Le premier SPAC suisse a trouvé sa pépite
Le groupe industriel bâlois R & S est entré en bourse mi-décembre, après avoir été acquis par une coquille vide déjà cotée. L’un des promoteurs de cette opération «made in Switzerland» explique ses espérances pour l’avenir de l’entreprise
Le 13 décembre, une entreprise a pour la première fois été introduite à la bourse de Zurich via un SPAC. R&S Group, un fabricant bâlois de transformateurs électriques, avait été repris par une de ces coquilles vides cotées en bourse, dont le seul but est justement d’amener une entreprise vers une cotation. Cette opération a été réalisée alors que la fièvre des SPAC est retombée depuis longtemps à Wall Street, où elle avait conduit aux excès dont la finance est coutumière. Comment ce premier SPAC «made in Switzerland» a-t-il été lancé? Qu’espèrent en retirer ses promoteurs et investisseurs? Retour sur une innovation financière restée rare en Suisse.
«L’objectif était de trouver un champion caché et de l’amener à la bourse suisse, nous avons levé 200 millions via un SPAC pour cela, car ces structures offrent une option intéressante pour aller en bourse», résume Gregor Greber, le financier lucernois à l’origine de VT5 Acquisition Company, le premier – et unique à ce jour – SPAC suisse.
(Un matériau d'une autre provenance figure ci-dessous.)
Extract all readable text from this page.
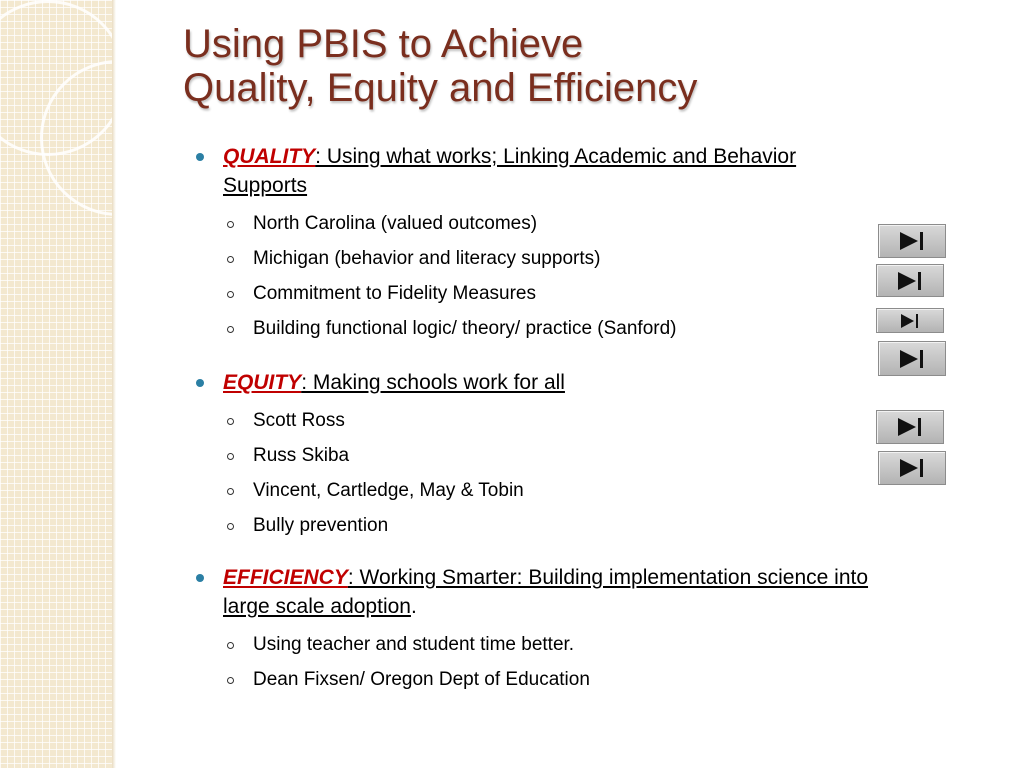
Using PBIS to Achieve
Quality, Equity and Efficiency
QUALITY: Using what works; Linking Academic and Behavior Supports
North Carolina (valued outcomes)
Michigan (behavior and literacy supports)
Commitment to Fidelity Measures
Building functional logic/ theory/ practice (Sanford)
EQUITY: Making schools work for all
Scott Ross
Russ Skiba
Vincent, Cartledge, May & Tobin
Bully prevention
EFFICIENCY: Working Smarter: Building implementation science into large scale adoption.
Using teacher and student time better.
Dean Fixsen/ Oregon Dept of Education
Les investisseurs sont des acteurs suisses intéressés par le long terme, précise le quinquagénaire, qui affiche un parcours de banquier puis d’entrepreneur: des caisses de pension, des fonds mutuels, gérants de fortune, «family offices» et des individus fortunés.
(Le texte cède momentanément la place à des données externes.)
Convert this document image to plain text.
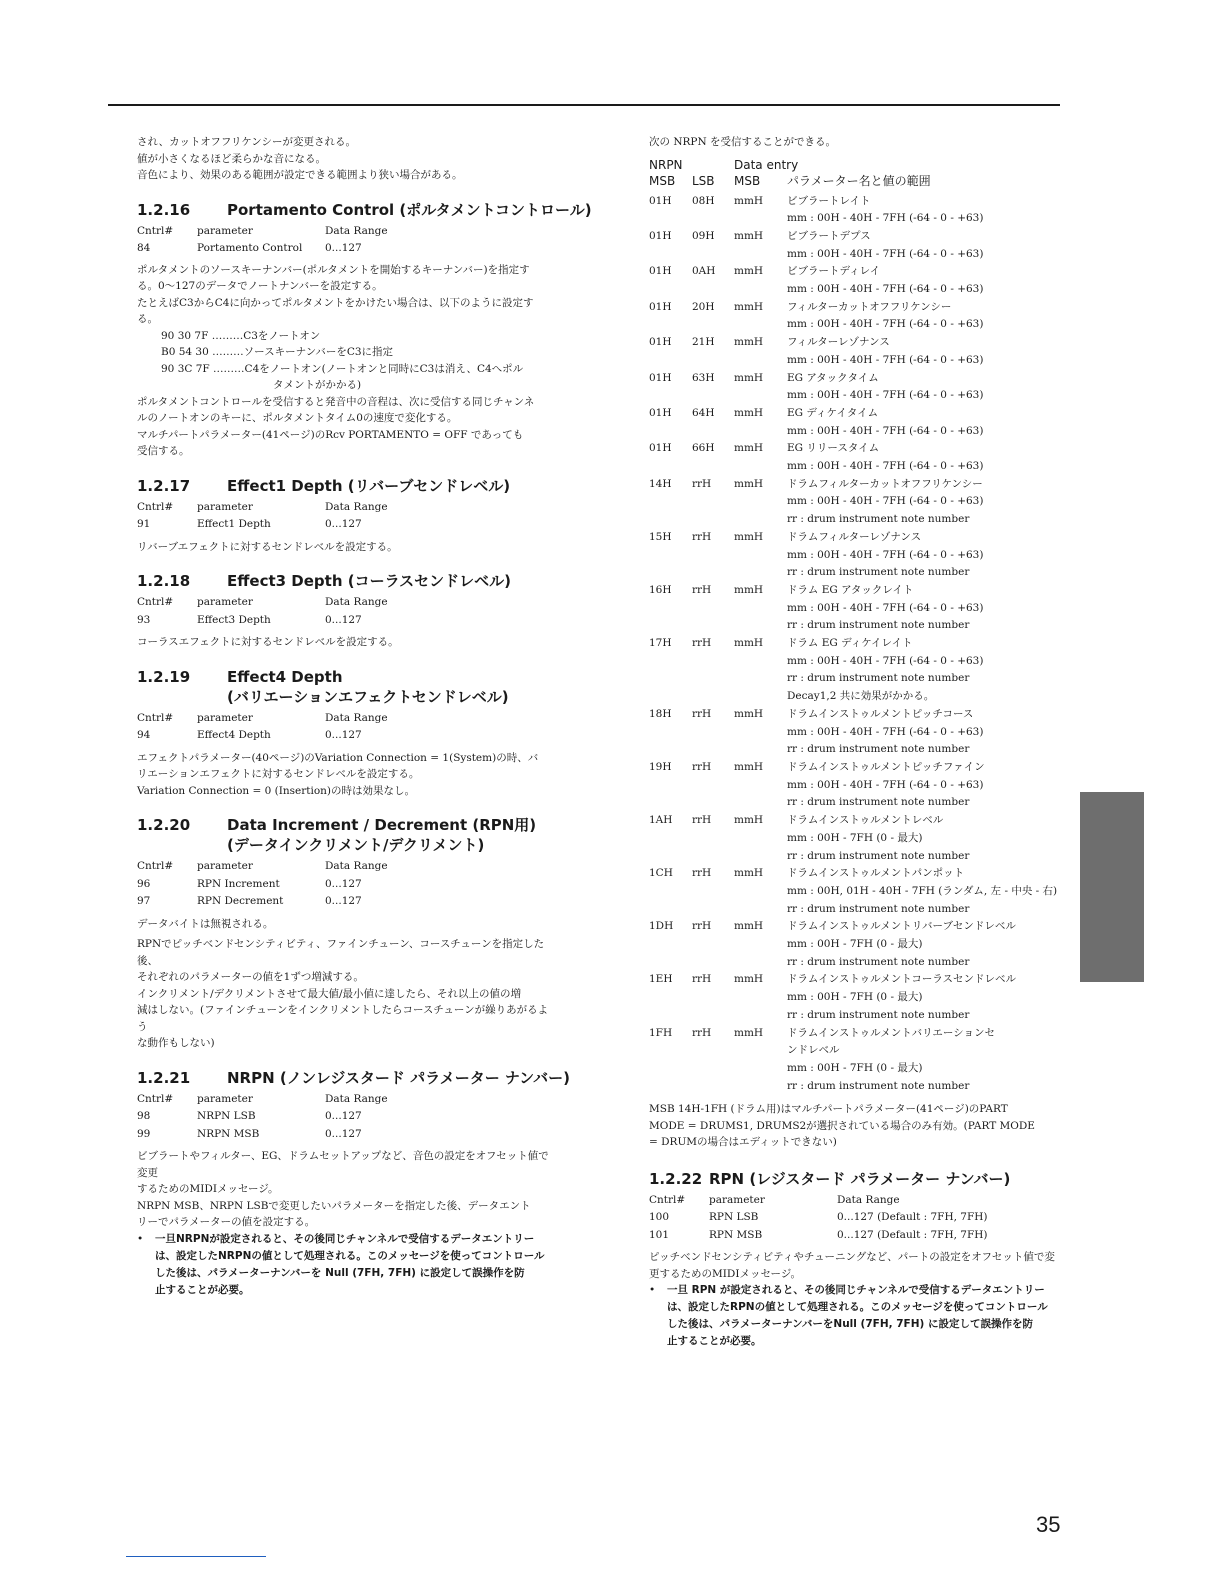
され、カットオフフリケンシーが変更される。

値が小さくなるほど柔らかな音になる。

音色により、効果のある範囲が設定できる範囲より狭い場合がある。

1.2.16 Portamento Control (ポルタメントコントロール)
Cntrl#	parameter	Data Range
84	Portamento Control	0...127

ポルタメントのソースキーナンバー(ポルタメントを開始するキーナンバー)を指定す

る。0～127のデータでノートナンバーを設定する。

たとえばC3からC4に向かってポルタメントをかけたい場合は、以下のように設定す

る。

90 30 7F ………C3をノートオン
B0 54 30 ………ソースキーナンバーをC3に指定
90 3C 7F ………C4をノートオン(ノートオンと同時にC3は消え、C4へポル
タメントがかかる)

ポルタメントコントロールを受信すると発音中の音程は、次に受信する同じチャンネ

ルのノートオンのキーに、ポルタメントタイム0の速度で変化する。

マルチパートパラメーター(41ページ)のRcv PORTAMENTO = OFF であっても

受信する。

1.2.17 Effect1 Depth (リバーブセンドレベル)
Cntrl#	parameter	Data Range
91	Effect1 Depth	0...127

リバーブエフェクトに対するセンドレベルを設定する。

1.2.18 Effect3 Depth (コーラスセンドレベル)
Cntrl#	parameter	Data Range
93	Effect3 Depth	0...127

コーラスエフェクトに対するセンドレベルを設定する。

1.2.19 Effect4 Depth
(バリエーションエフェクトセンドレベル)
Cntrl#	parameter	Data Range
94	Effect4 Depth	0...127

エフェクトパラメーター(40ページ)のVariation Connection = 1(System)の時、バ

リエーションエフェクトに対するセンドレベルを設定する。

Variation Connection = 0 (Insertion)の時は効果なし。

1.2.20 Data Increment / Decrement (RPN用)
(データインクリメント/デクリメント)
Cntrl#	parameter	Data Range
96	RPN Increment	0...127
97	RPN Decrement	0...127

データバイトは無視される。

RPNでピッチベンドセンシティビティ、ファインチューン、コースチューンを指定した後、

それぞれのパラメーターの値を1ずつ増減する。

インクリメント/デクリメントさせて最大値/最小値に達したら、それ以上の値の増

減はしない。(ファインチューンをインクリメントしたらコースチューンが繰りあがるよう

な動作もしない)

1.2.21 NRPN (ノンレジスタード パラメーター ナンバー)
Cntrl#	parameter	Data Range
98	NRPN LSB	0...127
99	NRPN MSB	0...127

ビブラートやフィルター、EG、ドラムセットアップなど、音色の設定をオフセット値で変更

するためのMIDIメッセージ。

NRPN MSB、NRPN LSBで変更したいパラメーターを指定した後、データエント

リーでパラメーターの値を設定する。

•	一旦NRPNが設定されると、その後同じチャンネルで受信するデータエントリー
は、設定したNRPNの値として処理される。このメッセージを使ってコントロール
した後は、パラメーターナンバーを Null (7FH, 7FH) に設定して誤操作を防
止することが必要。

次の NRPN を受信することができる。

NRPN	Data entry
MSB	LSB	MSB	パラメーター名と値の範囲
01H	08H	mmH	ビブラートレイト
mm : 00H - 40H - 7FH (-64 - 0 - +63)
01H	09H	mmH	ビブラートデプス
mm : 00H - 40H - 7FH (-64 - 0 - +63)
01H	0AH	mmH	ビブラートディレイ
mm : 00H - 40H - 7FH (-64 - 0 - +63)
01H	20H	mmH	フィルターカットオフフリケンシー
mm : 00H - 40H - 7FH (-64 - 0 - +63)
01H	21H	mmH	フィルターレゾナンス
mm : 00H - 40H - 7FH (-64 - 0 - +63)
01H	63H	mmH	EG アタックタイム
mm : 00H - 40H - 7FH (-64 - 0 - +63)
01H	64H	mmH	EG ディケイタイム
mm : 00H - 40H - 7FH (-64 - 0 - +63)
01H	66H	mmH	EG リリースタイム
mm : 00H - 40H - 7FH (-64 - 0 - +63)
14H	rrH	mmH	ドラムフィルターカットオフフリケンシー
mm : 00H - 40H - 7FH (-64 - 0 - +63)
rr : drum instrument note number
15H	rrH	mmH	ドラムフィルターレゾナンス
mm : 00H - 40H - 7FH (-64 - 0 - +63)
rr : drum instrument note number
16H	rrH	mmH	ドラム EG アタックレイト
mm : 00H - 40H - 7FH (-64 - 0 - +63)
rr : drum instrument note number
17H	rrH	mmH	ドラム EG ディケイレイト
mm : 00H - 40H - 7FH (-64 - 0 - +63)
rr : drum instrument note number
Decay1,2 共に効果がかかる。
18H	rrH	mmH	ドラムインストゥルメントピッチコース
mm : 00H - 40H - 7FH (-64 - 0 - +63)
rr : drum instrument note number
19H	rrH	mmH	ドラムインストゥルメントピッチファイン
mm : 00H - 40H - 7FH (-64 - 0 - +63)
rr : drum instrument note number
1AH	rrH	mmH	ドラムインストゥルメントレベル
mm : 00H - 7FH (0 - 最大)
rr : drum instrument note number
1CH	rrH	mmH	ドラムインストゥルメントパンポット
mm : 00H, 01H - 40H - 7FH (ランダム, 左 - 中央 - 右)
rr : drum instrument note number
1DH	rrH	mmH	ドラムインストゥルメントリバーブセンドレベル
mm : 00H - 7FH (0 - 最大)
rr : drum instrument note number
1EH	rrH	mmH	ドラムインストゥルメントコーラスセンドレベル
mm : 00H - 7FH (0 - 最大)
rr : drum instrument note number
1FH	rrH	mmH	ドラムインストゥルメントバリエーションセ
ンドレベル
mm : 00H - 7FH (0 - 最大)
rr : drum instrument note number

MSB 14H-1FH (ドラム用)はマルチパートパラメーター(41ページ)のPART

MODE = DRUMS1, DRUMS2が選択されている場合のみ有効。(PART MODE

= DRUMの場合はエディットできない)

1.2.22 RPN (レジスタード パラメーター ナンバー)
Cntrl#	parameter	Data Range
100	RPN LSB	0...127 (Default : 7FH, 7FH)
101	RPN MSB	0...127 (Default : 7FH, 7FH)

ピッチベンドセンシティビティやチューニングなど、パートの設定をオフセット値で変

更するためのMIDIメッセージ。

•	一旦 RPN が設定されると、その後同じチャンネルで受信するデータエントリー
は、設定したRPNの値として処理される。このメッセージを使ってコントロール
した後は、パラメーターナンバーをNull (7FH, 7FH) に設定して誤操作を防
止することが必要。
35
Copropriétaire, pas activiste
Autorisées en Suisse depuis le 6 décembre 2021, ces «sociétés d’acquisition à vocation spécifique» permettent d’accéder à la bourse plus rapidement qu’à travers une IPO classique. L’entreprise visée – on parle de cible – négocie uniquement avec la direction du SPAC, au lieu de devoir multiplier les présentations auprès de potentiels investisseurs. Une fois qu’un accord est trouvé entre vendeur et acheteur, il suffit de l’aval des actionnaires du SPAC pour que la transaction soit effectuée. Enfin, celle-ci se déroule au prix convenu, alors que la valorisation d’une entreprise peut s’écarter des estimations lors d’une introduction en bourse.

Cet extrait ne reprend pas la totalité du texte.